위의 값들이 실제로 0일 가능성은 희박해보이므로 0 값을 평균으로 대체해보겠습니다.
SkinThickness와 Insulin의 경우 0 값의 비율이 29.56%, 48.70%로 상당히 높아 변경 영향도가 상대적으로 더 클 것 같습니다.

# 0 값을 우선 np.nan으로 교체
diabetes_data[feature_list] = diabetes_data[feature_list].replace(0, np.nan)

# 위 5개 feature에 대해 0 값을 평균 값으로 대체
mean_features = diabetes_data[feature_list].mean()
diabetes_data[feature_list] = diabetes_data[feature_list].replace(0, mean_features)

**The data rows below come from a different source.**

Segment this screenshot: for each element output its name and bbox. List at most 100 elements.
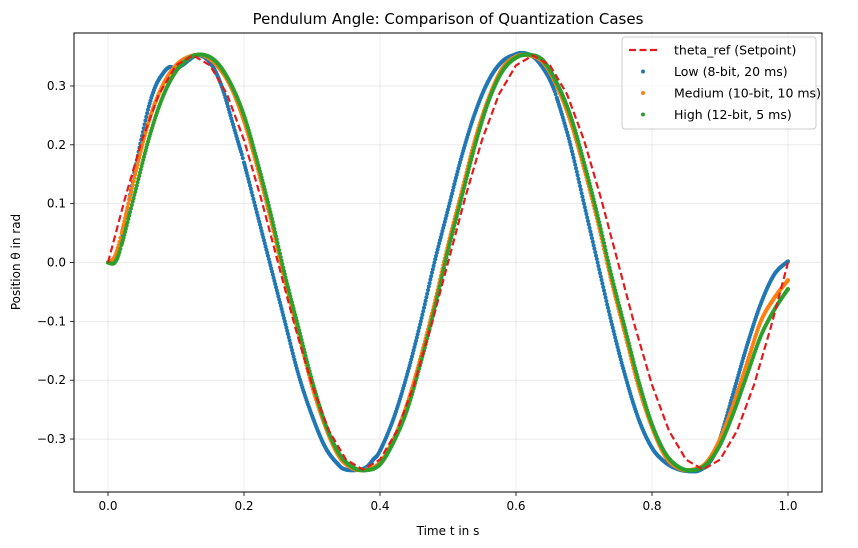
data-point — [140, 161, 145, 166]
data-point — [142, 151, 147, 156]
data-point — [607, 265, 612, 270]
data-point — [266, 253, 270, 258]
data-point — [616, 300, 621, 305]
data-point — [130, 199, 135, 204]
data-point — [453, 220, 458, 225]
data-point — [412, 345, 417, 350]
data-point — [600, 281, 605, 286]
data-point — [576, 176, 581, 181]
data-point — [449, 194, 454, 199]
data-point — [144, 114, 149, 119]
data-point — [250, 193, 255, 198]
data-point — [570, 152, 575, 157]
data-point — [596, 263, 601, 268]
data-point — [615, 345, 620, 350]
data-point — [562, 121, 567, 126]
data-point — [553, 92, 558, 97]
data-point — [598, 226, 603, 231]
data-point — [586, 178, 591, 183]
data-point — [285, 328, 290, 333]
data-point — [262, 241, 267, 246]
x-axis-label: Time t in s — [416, 524, 480, 538]
setpoint-line — [106, 54, 790, 471]
data-point — [252, 200, 257, 205]
data-point — [630, 357, 635, 362]
data-point — [269, 266, 274, 271]
data-point — [468, 160, 473, 165]
data-point — [266, 200, 270, 205]
data-point — [448, 239, 453, 244]
data-point — [123, 226, 128, 231]
data-point — [284, 325, 289, 330]
data-point — [271, 223, 276, 228]
data-point — [282, 268, 286, 273]
data-point — [604, 251, 609, 256]
data-point — [620, 315, 625, 320]
data-point — [614, 338, 618, 343]
data-point — [586, 222, 591, 227]
data-point — [594, 257, 599, 262]
data-point — [240, 156, 245, 161]
data-point — [624, 331, 629, 336]
data-point — [606, 305, 610, 310]
data-point — [786, 278, 790, 283]
data-point — [274, 285, 278, 290]
data-point — [286, 288, 291, 293]
data-point — [631, 360, 636, 365]
data-point — [614, 294, 619, 299]
data-point — [430, 270, 434, 275]
data-point — [591, 243, 596, 248]
data-point — [425, 291, 430, 296]
data-point — [457, 205, 462, 210]
data-point — [594, 253, 598, 258]
data-point — [282, 319, 287, 324]
data-point — [457, 163, 462, 168]
data-point — [278, 251, 282, 256]
data-point — [134, 183, 139, 188]
data-point — [135, 162, 140, 167]
data-point — [281, 313, 286, 318]
data-point — [591, 197, 596, 202]
data-point — [133, 189, 138, 194]
data-point — [574, 166, 578, 171]
data-point — [566, 136, 571, 141]
data-point — [585, 172, 590, 177]
data-point — [586, 175, 590, 180]
data-point — [289, 344, 294, 349]
data-point — [280, 310, 285, 314]
y-tick-label: 0.2 — [47, 138, 66, 152]
data-point — [587, 225, 592, 230]
data-point — [272, 278, 277, 283]
data-point — [264, 194, 269, 199]
data-point — [462, 183, 467, 188]
data-point — [437, 241, 442, 246]
data-point — [273, 230, 278, 235]
legend: theta_ref (Setpoint) Low (8-bit, 20 ms) Me… — [621, 36, 821, 130]
data-point — [583, 208, 588, 213]
data-point — [297, 328, 302, 333]
data-point — [265, 197, 270, 202]
data-point — [253, 207, 258, 212]
data-point — [470, 151, 475, 156]
data-point — [593, 203, 598, 208]
data-point — [278, 300, 282, 305]
data-point — [786, 286, 790, 291]
data-point — [258, 222, 262, 227]
data-point — [613, 288, 618, 293]
data-point — [455, 211, 460, 216]
data-point — [450, 229, 455, 234]
data-point — [447, 242, 452, 247]
data-point — [602, 292, 607, 297]
y-tick-label: −0.1 — [37, 314, 66, 328]
data-point — [418, 322, 422, 327]
data-point — [422, 305, 426, 310]
data-point — [286, 332, 290, 337]
data-point — [420, 312, 425, 317]
data-point — [431, 263, 436, 268]
data-point — [602, 244, 607, 249]
y-tick-label: 0.3 — [47, 79, 66, 93]
data-point — [226, 107, 231, 112]
data-point — [302, 350, 307, 355]
legend-marker — [641, 112, 645, 117]
data-point — [288, 341, 293, 346]
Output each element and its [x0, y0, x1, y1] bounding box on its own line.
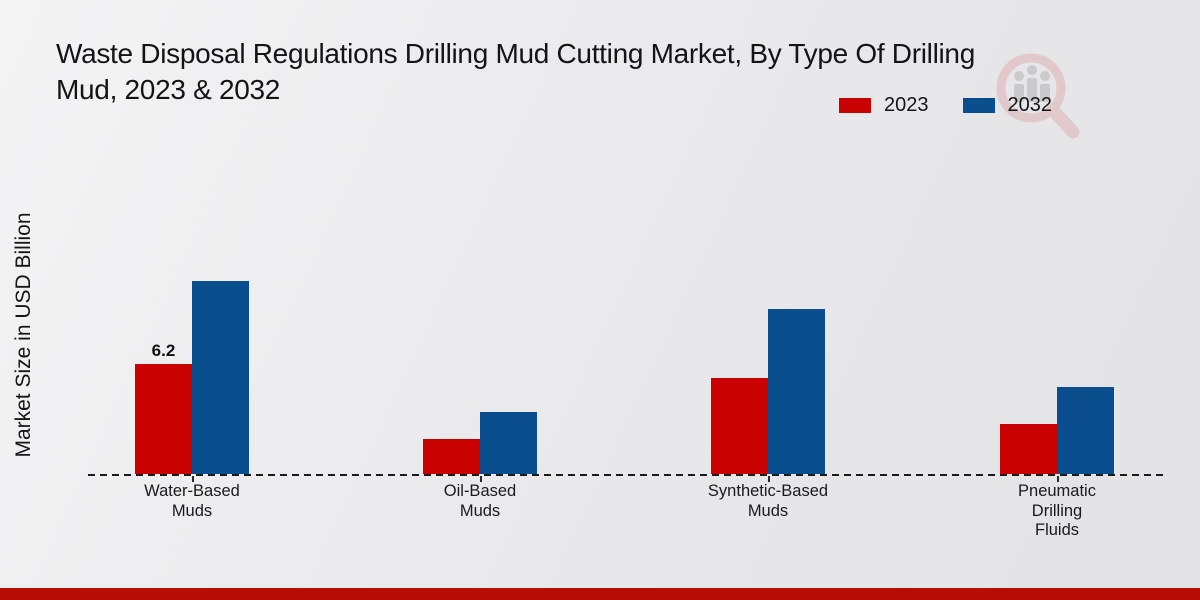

그리고 로지스틱회귀의 경우, 숫자데이터에 스케일링을 적용하면 성능이 더 좋아지는 경우가 많으므로 StandardScaler를 적용해보겠습니다.

# 데이터 셋에 StandardScaler를 적용하여 변환하기
X = diabetes_data.iloc[:, :-1]
y = diabetes_data.iloc[:, -1]

scaler = StandardScaler()
X_scaled = scaler.fit_transform(X)

# 데이터를 훈련과 테스트 데이터로 분리
X_train, X_test, y_train, y_test = train_test_split(X_scaled, y, 
                                                    test_size = 0.2,
                                                    random_state = 156,
                                                    stratify = y)

# 로지스틱 회귀로 학습, 예측, 평가 수행
lr_clf = LogistricRegression()
lr_clf.fit(X_train, y_train)
pred = lr_clf.predict(X_test)
get_clf_eval(y_test, pred)

# 출력:
오차행렬:
 [[89 11]
 [21 33]]

정확도: 0.7922
정밀도: 0.7500
재현율: 0.6111
F1: 0.6735
AUC: 0.7506

0 값을 평균으로 처리한 후 스케일링을 하고 나니 앞선 예측보다는 소폭 개선되었습니다.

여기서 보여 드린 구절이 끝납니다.